Altaf Hussein sprinkles dirt over the grave of his brother Aftab Hussein, who was murdered on July 28 in the parking lot of his apartment complex
Along with Hussein, the community mourned the loss of 27-year-old Muhammad Afzaal Hussain, a native of Pakistan who was an active member of the community
Ahmad Assed, the president of Islamic Center of New Mexico, condemned the killings and said the community will do whatever it can to assist the FBI’s probe
His older brother, Muhammad Imtiaz Hussain, a former prosecutor who moved to the U.S. in 2014 to continue studying law, had been staying with his sibling, and brought his two young children with him.
Imtiaz Hussain told The Albuquerque Journal that Afzaal Hussain stepped outside around 9pm, likely to call friends or family in Pakistan, while he cooked dinner.

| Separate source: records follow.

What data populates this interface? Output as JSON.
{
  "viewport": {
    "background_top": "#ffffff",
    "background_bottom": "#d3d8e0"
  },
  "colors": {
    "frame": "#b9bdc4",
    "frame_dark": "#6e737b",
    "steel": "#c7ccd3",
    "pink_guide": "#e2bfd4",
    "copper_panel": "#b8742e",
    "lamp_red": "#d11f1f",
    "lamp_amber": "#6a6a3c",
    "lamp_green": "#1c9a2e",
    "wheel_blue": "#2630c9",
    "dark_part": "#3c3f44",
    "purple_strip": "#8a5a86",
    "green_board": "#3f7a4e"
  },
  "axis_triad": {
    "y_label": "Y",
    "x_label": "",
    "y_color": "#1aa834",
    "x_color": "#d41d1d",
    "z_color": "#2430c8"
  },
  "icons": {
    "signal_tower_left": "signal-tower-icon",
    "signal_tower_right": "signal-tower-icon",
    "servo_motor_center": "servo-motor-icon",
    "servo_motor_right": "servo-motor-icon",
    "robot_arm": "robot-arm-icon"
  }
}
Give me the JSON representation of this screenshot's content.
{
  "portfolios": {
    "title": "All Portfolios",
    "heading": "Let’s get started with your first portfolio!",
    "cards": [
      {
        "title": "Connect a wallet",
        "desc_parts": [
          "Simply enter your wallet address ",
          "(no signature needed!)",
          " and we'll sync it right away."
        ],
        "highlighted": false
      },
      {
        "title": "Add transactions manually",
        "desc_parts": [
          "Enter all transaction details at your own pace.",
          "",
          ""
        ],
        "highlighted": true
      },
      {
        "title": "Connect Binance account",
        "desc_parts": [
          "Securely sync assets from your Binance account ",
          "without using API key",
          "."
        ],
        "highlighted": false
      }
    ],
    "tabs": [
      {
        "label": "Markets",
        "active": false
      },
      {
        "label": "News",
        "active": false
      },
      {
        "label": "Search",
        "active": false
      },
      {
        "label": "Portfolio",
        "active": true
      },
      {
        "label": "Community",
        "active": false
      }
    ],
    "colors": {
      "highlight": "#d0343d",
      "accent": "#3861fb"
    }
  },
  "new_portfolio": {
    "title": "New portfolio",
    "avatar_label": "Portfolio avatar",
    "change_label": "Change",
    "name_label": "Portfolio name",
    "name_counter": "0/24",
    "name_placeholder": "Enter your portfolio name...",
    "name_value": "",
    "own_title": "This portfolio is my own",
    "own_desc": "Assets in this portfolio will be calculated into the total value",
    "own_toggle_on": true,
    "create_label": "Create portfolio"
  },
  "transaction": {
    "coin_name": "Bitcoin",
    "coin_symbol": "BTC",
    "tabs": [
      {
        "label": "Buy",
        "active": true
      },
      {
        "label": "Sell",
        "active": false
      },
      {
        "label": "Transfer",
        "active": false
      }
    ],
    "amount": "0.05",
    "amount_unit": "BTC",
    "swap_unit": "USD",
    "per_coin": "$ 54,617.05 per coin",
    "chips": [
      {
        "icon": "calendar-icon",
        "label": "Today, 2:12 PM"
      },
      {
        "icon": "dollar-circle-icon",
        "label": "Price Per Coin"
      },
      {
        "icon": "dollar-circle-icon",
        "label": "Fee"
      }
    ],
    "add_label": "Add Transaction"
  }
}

Neighbors reported seeing a car pull up alongside his brother as someone inside opened fire, shooting once and then four to six more times.
‘My brother — he was such a decent, lively young man, an unmarried person involved with the community, all the time helping everyone,’ Imtiaz Hussain said.
‘So what is the motive. Why did they shoot him? If he’s shot, how are we safe?
‘I want a proactive, rigorous investigation, detailed and speedy trial so that those people who want to take life for another person for nothing.
‘Maybe they were stealing his phone, I don’t know, whatever.
‘But this is life and many lives are connected to him.’
Jordan Yutzy, the Española city manager, said the team was in shock.
‘He is going to be truly missed by the city,’ Yutzy said.
‘He was very smart, very dedicated, and really cared about the community as a whole. His will be very big shoes for the city to fill.’
The University of New Mexico also said it was ‘deeply saddened to hear about the tragic and sudden loss of a cherished alumni’ who ‘was a prominent student leader and vibrant human being.’
‘Muhammad was an inspiring leader and a really special Lobo who touched so many lives,’ UNM President Garnett Stokes said. ‘It was my privilege to know and work with him.’
Stansbury tweeted: ‘As we grieve the unthinkable loss of Muhammad Afzaal Hussain, law enforcement has released new information that his shooting may be linked with the deaths of Mohammad Admadi and Aftab Hussein in our community.
‘We are working closely with federal, state, and local partners to protect our Muslim, immigrant, and Middle Eastern communities and bring those responsible to justice. Our communities will not tolerate hate in any form.’
Martin Heinrich, senator for New Mexico, meanwhile, said: ‘Muhammad Afzaal Hussain was a pillar in the UNM community and an incredible force for good.
‘I’m very concerned by law enforcement reports that his murder may be linked to two other murders of Muslim men in Albuquerque. Racist, hate-fueled violence has no place in New Mexico.’
And Tim Keller, the mayor of Albuquerque, said the city will continue to ‘stand by our Muslim neighbors’.
‘While we do not have all the answers yet, what we do know is that violence against members of our community based on race or religion will not be tolerated in Albuquerque,’ he said in a statement.